In the film, their adventures are to start in America. In the book, they first plan is to go to a castle in Norway to kill off the next Grand High Witch and her many retainers, whom they plan to also turn into mice and then have cats eat them. The grandmother's plan after clearing and taking over the Grand High Witch's Castle with a magical money-printing machine for themselves, and then begin systematically taking down the unsuspecting foreign witches until the world is free of their threat forever. They talk eagerly about how they will go about destroying witches in every country and how much fun it will be:
Then we shall go through the records and get the names and addresses of all the witches in the whole wide world!
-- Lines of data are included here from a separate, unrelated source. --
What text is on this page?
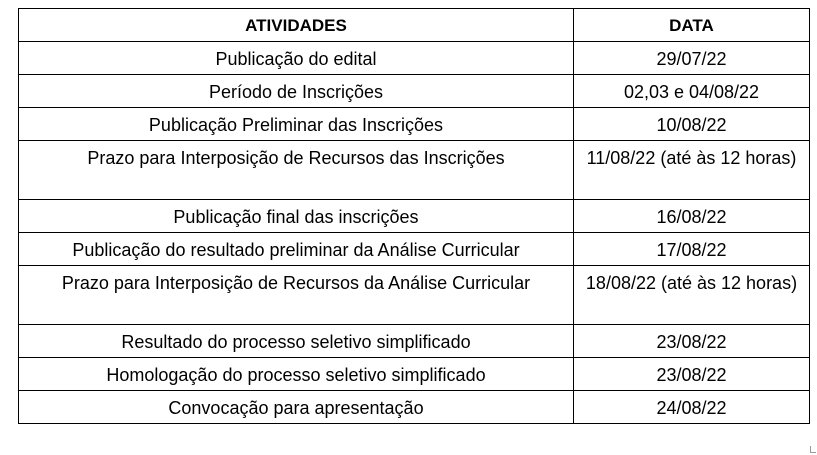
ATIVIDADES	DATA
Publicação do edital	29/07/22
Período de Inscrições	02,03 e 04/08/22
Publicação Preliminar das Inscrições	10/08/22
Prazo para Interposição de Recursos das Inscrições	11/08/22 (até às 12 horas)
Publicação final das inscrições	16/08/22
Publicação do resultado preliminar da Análise Curricular	17/08/22
Prazo para Interposição de Recursos da Análise Curricular	18/08/22 (até às 12 horas)
Resultado do processo seletivo simplificado	23/08/22
Homologação do processo seletivo simplificado	23/08/22
Convocação para apresentação	24/08/22
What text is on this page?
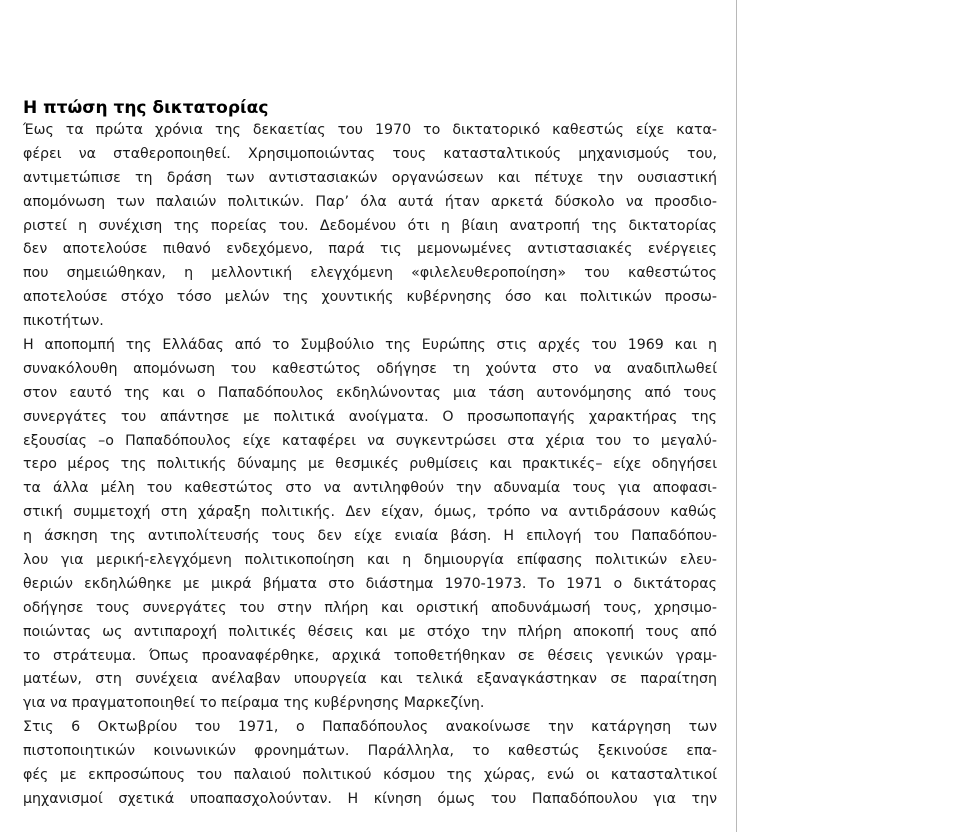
Η πτώση της δικτατορίας
Έως τα πρώτα χρόνια της δεκαετίας του 1970 το δικτατορικό καθεστώς είχε κατα-
φέρει να σταθεροποιηθεί. Χρησιμοποιώντας τους κατασταλτικούς μηχανισμούς του,
αντιμετώπισε τη δράση των αντιστασιακών οργανώσεων και πέτυχε την ουσιαστική
απομόνωση των παλαιών πολιτικών. Παρ’ όλα αυτά ήταν αρκετά δύσκολο να προσδιο-
ριστεί η συνέχιση της πορείας του. Δεδομένου ότι η βίαιη ανατροπή της δικτατορίας
δεν αποτελούσε πιθανό ενδεχόμενο, παρά τις μεμονωμένες αντιστασιακές ενέργειες
που σημειώθηκαν, η μελλοντική ελεγχόμενη «φιλελευθεροποίηση» του καθεστώτος
αποτελούσε στόχο τόσο μελών της χουντικής κυβέρνησης όσο και πολιτικών προσω-
πικοτήτων.
Η αποπομπή της Ελλάδας από το Συμβούλιο της Ευρώπης στις αρχές του 1969 και η
συνακόλουθη απομόνωση του καθεστώτος οδήγησε τη χούντα στο να αναδιπλωθεί
στον εαυτό της και ο Παπαδόπουλος εκδηλώνοντας μια τάση αυτονόμησης από τους
συνεργάτες του απάντησε με πολιτικά ανοίγματα. Ο προσωποπαγής χαρακτήρας της
εξουσίας –ο Παπαδόπουλος είχε καταφέρει να συγκεντρώσει στα χέρια του το μεγαλύ-
τερο μέρος της πολιτικής δύναμης με θεσμικές ρυθμίσεις και πρακτικές– είχε οδηγήσει
τα άλλα μέλη του καθεστώτος στο να αντιληφθούν την αδυναμία τους για αποφασι-
στική συμμετοχή στη χάραξη πολιτικής. Δεν είχαν, όμως, τρόπο να αντιδράσουν καθώς
η άσκηση της αντιπολίτευσής τους δεν είχε ενιαία βάση. Η επιλογή του Παπαδόπου-
λου για μερική-ελεγχόμενη πολιτικοποίηση και η δημιουργία επίφασης πολιτικών ελευ-
θεριών εκδηλώθηκε με μικρά βήματα στο διάστημα 1970-1973. Το 1971 ο δικτάτορας
οδήγησε τους συνεργάτες του στην πλήρη και οριστική αποδυνάμωσή τους, χρησιμο-
ποιώντας ως αντιπαροχή πολιτικές θέσεις και με στόχο την πλήρη αποκοπή τους από
το στράτευμα. Όπως προαναφέρθηκε, αρχικά τοποθετήθηκαν σε θέσεις γενικών γραμ-
ματέων, στη συνέχεια ανέλαβαν υπουργεία και τελικά εξαναγκάστηκαν σε παραίτηση
για να πραγματοποιηθεί το πείραμα της κυβέρνησης Μαρκεζίνη.
Στις 6 Οκτωβρίου του 1971, ο Παπαδόπουλος ανακοίνωσε την κατάργηση των
πιστοποιητικών κοινωνικών φρονημάτων. Παράλληλα, το καθεστώς ξεκινούσε επα-
φές με εκπροσώπους του παλαιού πολιτικού κόσμου της χώρας, ενώ οι κατασταλτικοί
μηχανισμοί σχετικά υποαπασχολούνταν. Η κίνηση όμως του Παπαδόπουλου για την
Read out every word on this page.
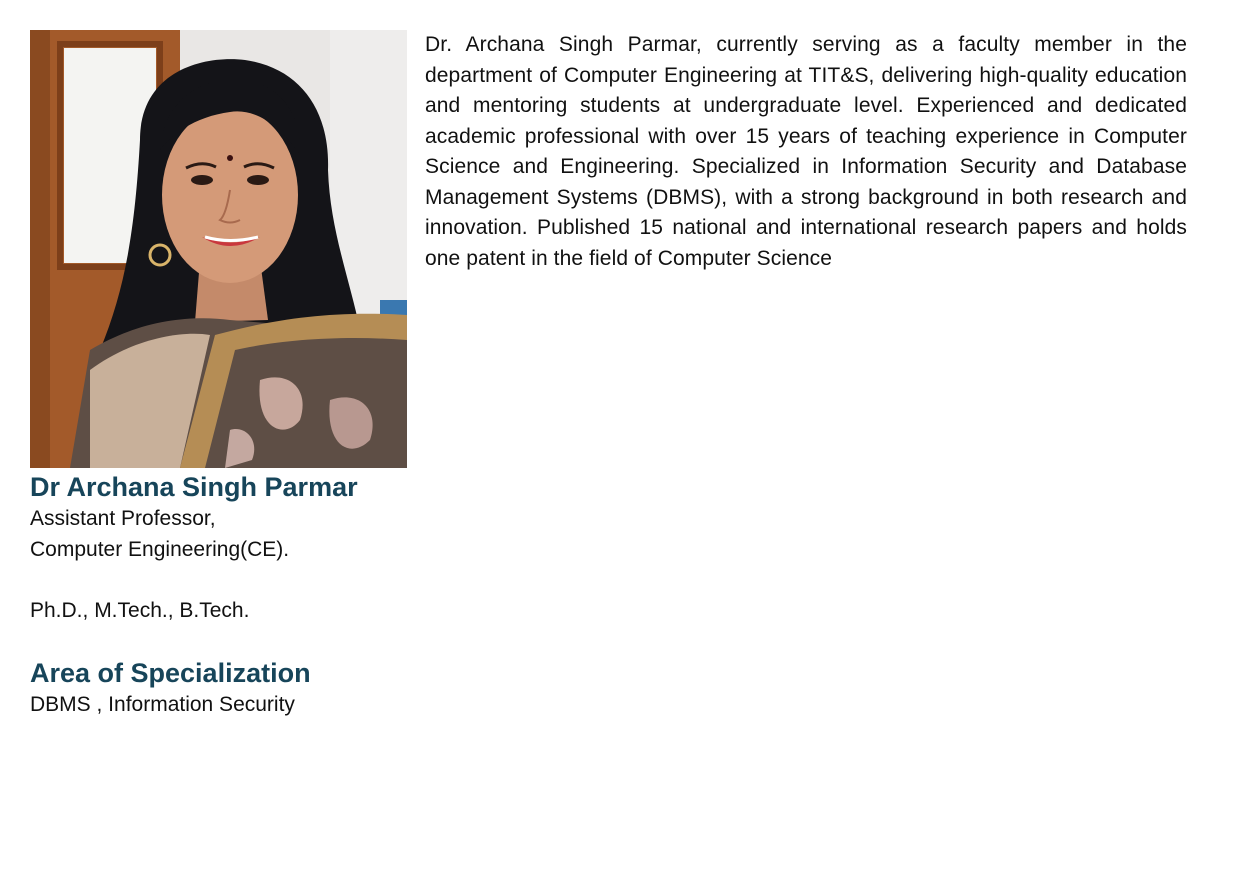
Dr. Archana Singh Parmar, currently serving as a faculty member in the department of Computer Engineering at TIT&S, delivering high-quality education and mentoring students at undergraduate level. Experienced and dedicated academic professional with over 15 years of teaching experience in Computer Science and Engineering. Specialized in Information Security and Database Management Systems (DBMS), with a strong background in both research and innovation. Published 15 national and international research papers and holds one patent in the field of Computer Science

Dr Archana Singh Parmar

Assistant Professor,

Computer Engineering(CE).

Ph.D., M.Tech., B.Tech.

Area of Specialization

DBMS , Information Security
After that, my darling, the greatest task of all will begin for you and me! We shall pack our bags and go travelling all over the world! In every country we visit, we shall seek out the houses where the witches are living! We shall find each house, one by one, and having found it, you will creep inside and leave your little drops of deadly Mouse-Maker in the bread, or the cornflakes, or the rice-pudding or whatever food you see lying about. It will be a triumph, my darling! A colossal unbeatable triumph. We shall do it entirely by ourselves, just you and me!